The stadium's first major fixture was held recently and saw the meeting of Tipperary and Clare in an All-Ireland Senior Hurling semi-final. A local fixture was held three days before and attracted more than 10,000 spectators! In attendance on at the first inter-county game, were the President of the International Sport Economics Association Joel Maxcy and 2017 European Sports Economics Association Conference host Bernd Frick.
Those that could not get a ticket for Saturday had another chance the following day as Waterford met Wexford in the second quarter-final.
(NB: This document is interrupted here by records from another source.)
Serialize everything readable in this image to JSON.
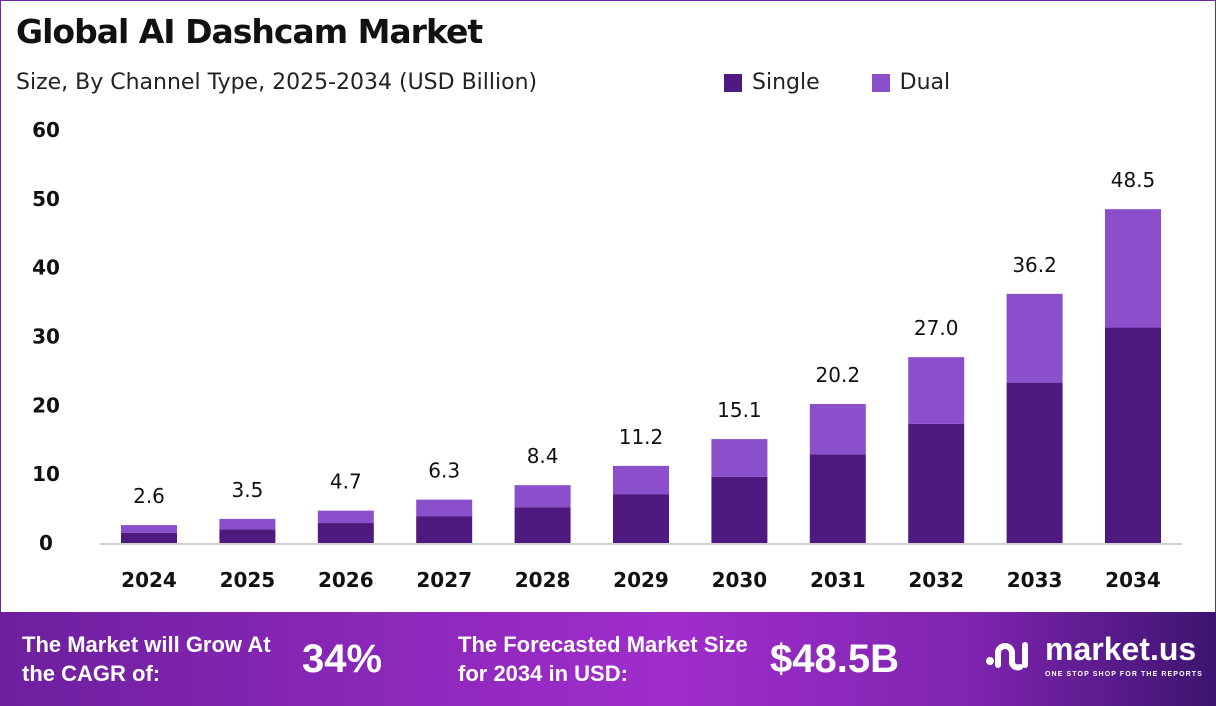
{
  "title": "Global AI Dashcam Market",
  "subtitle": "Size, By Channel Type, 2025-2034 (USD Billion)",
  "colors": {
    "single": "#4f1a80",
    "dual": "#8c4fcc"
  },
  "chart_data": {
    "type": "bar",
    "stacked": true,
    "categories": [
      "2024",
      "2025",
      "2026",
      "2027",
      "2028",
      "2029",
      "2030",
      "2031",
      "2032",
      "2033",
      "2034"
    ],
    "series": [
      {
        "name": "Single",
        "values": [
          1.5,
          2.0,
          2.9,
          3.9,
          5.2,
          7.1,
          9.6,
          12.9,
          17.3,
          23.3,
          31.3
        ]
      },
      {
        "name": "Dual",
        "values": [
          1.1,
          1.5,
          1.8,
          2.4,
          3.2,
          4.1,
          5.5,
          7.3,
          9.7,
          12.9,
          17.2
        ]
      }
    ],
    "totals": [
      "2.6",
      "3.5",
      "4.7",
      "6.3",
      "8.4",
      "11.2",
      "15.1",
      "20.2",
      "27.0",
      "36.2",
      "48.5"
    ],
    "yticks": [
      "0",
      "10",
      "20",
      "30",
      "40",
      "50",
      "60"
    ],
    "ylim": [
      0,
      60
    ],
    "grid": false,
    "legend": "top-right"
  },
  "footer": {
    "cagr_label": "The Market will Grow At the CAGR of:",
    "cagr_value": "34%",
    "forecast_label": "The Forecasted Market Size for 2034 in USD:",
    "forecast_value": "$48.5B",
    "logo_name": "market.us",
    "logo_tagline": "ONE STOP SHOP FOR THE REPORTS"
  }
}
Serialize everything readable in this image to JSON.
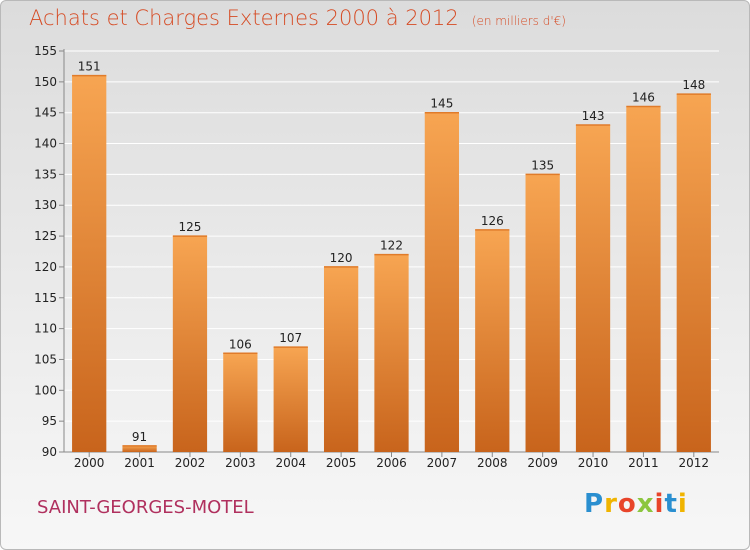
{
  "header": {
    "title": "Achats et Charges Externes 2000 à 2012",
    "unit": "(en milliers d'€)"
  },
  "footer": {
    "commune": "SAINT-GEORGES-MOTEL",
    "logo": "Proxiti",
    "logo_colors": [
      "#2a8fd0",
      "#f0b400",
      "#e8442a",
      "#8cc63f",
      "#e8442a",
      "#2a8fd0",
      "#f0b400"
    ]
  },
  "chart_data": {
    "type": "bar",
    "categories": [
      "2000",
      "2001",
      "2002",
      "2003",
      "2004",
      "2005",
      "2006",
      "2007",
      "2008",
      "2009",
      "2010",
      "2011",
      "2012"
    ],
    "values": [
      151,
      91,
      125,
      106,
      107,
      120,
      122,
      145,
      126,
      135,
      143,
      146,
      148
    ],
    "value_labels": [
      "151",
      "91",
      "125",
      "106",
      "107",
      "120",
      "122",
      "145",
      "126",
      "135",
      "143",
      "146",
      "148"
    ],
    "title": "Achats et Charges Externes 2000 à 2012",
    "ylim": [
      90,
      155
    ],
    "yticks": [
      90,
      95,
      100,
      105,
      110,
      115,
      120,
      125,
      130,
      135,
      140,
      145,
      150,
      155
    ],
    "grid": true,
    "bar_color_top": "#f7a552",
    "bar_color_bottom": "#c8641c",
    "axis_color": "#888888"
  }
}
I was amongst these spectators and natural supported the Deise. The new stadium is a sight to behold and rivals many locations I have been to both nationally and internationally. The value of Pairc Ui Chaoimh to the local economy is another question entirely and is complex.
There are certainly winners. All the pubs within walking distance of the stadium must be delighted to see the return of regular fixtures. The hospitality sector in and around the stadium was a big winner. The extend to which "Cork" wins depends on how many people travelled from outside the county. You need to be very careful here. I travelled to watch Waterford but added nothing to the local economy as I am here anyway. Corkonians that when to take a look at the new stadium also fall into this bracket. The local economy only grows by the extend to which people travelled from Clare, Tipperary, Waterford and Wexford and spent their money in Cork.
Such economic impact assessments require a level of analysis rarely afforded to them. Take any figure estimating the economic impact of such events with a pinch of salt.